Il faisait sombre et la pluie était fine et froide pendant qu’il traversait la ville ce soir de février. Il remonta son col et enfonça sa tête dans sa capuche, il avait oublié son parapluie. L’air renfrogné, il se demandait ce qu’il faisait là à errer sans but. Il en avait assez de la médiocrité de sa vie. Il vivait dans une ville qu’il n’avait jamais vraiment comprise. Cela faisait pourtant 10 ans qu’il était arrivé à Apeldoorn grâce à une opportunité professionnelle.

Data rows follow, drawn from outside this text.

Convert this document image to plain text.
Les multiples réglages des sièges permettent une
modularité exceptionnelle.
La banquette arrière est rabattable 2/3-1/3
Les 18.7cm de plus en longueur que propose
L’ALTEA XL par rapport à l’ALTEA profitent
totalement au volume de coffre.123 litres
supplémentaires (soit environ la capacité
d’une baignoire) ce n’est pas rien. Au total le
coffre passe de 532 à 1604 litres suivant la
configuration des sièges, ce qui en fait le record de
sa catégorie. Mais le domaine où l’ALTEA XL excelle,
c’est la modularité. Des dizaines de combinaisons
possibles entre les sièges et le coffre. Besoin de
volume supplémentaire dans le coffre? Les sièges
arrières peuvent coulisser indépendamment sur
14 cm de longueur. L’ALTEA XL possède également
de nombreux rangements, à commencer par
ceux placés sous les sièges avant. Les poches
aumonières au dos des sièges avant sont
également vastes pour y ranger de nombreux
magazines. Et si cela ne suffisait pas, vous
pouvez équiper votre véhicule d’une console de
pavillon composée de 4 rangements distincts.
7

Il avait cru que les Pays-Bas seraient le pays de toutes les découvertes, surtout à 25 ans ! Les premiers mois étaient passés et il avait pris ses petites habitudes. Il avait troqué l’anonymat de Paris contre l’apathie de la province hollandaise. Les relations humaines lui pesaient. Il ne savait jamais comment s’y prendre. Les Hollandais étaient si étranges. Ils manquaient singulièrement de ce petit vernis de politesse pratiqué en France. Il était mal à l’aise face à l’anglais de ses collègues qui accrochait aux R. Les femmes et les hommes parlaient avec cette même rudesse. Il n’arrivait pas à s’y faire, même avec le temps.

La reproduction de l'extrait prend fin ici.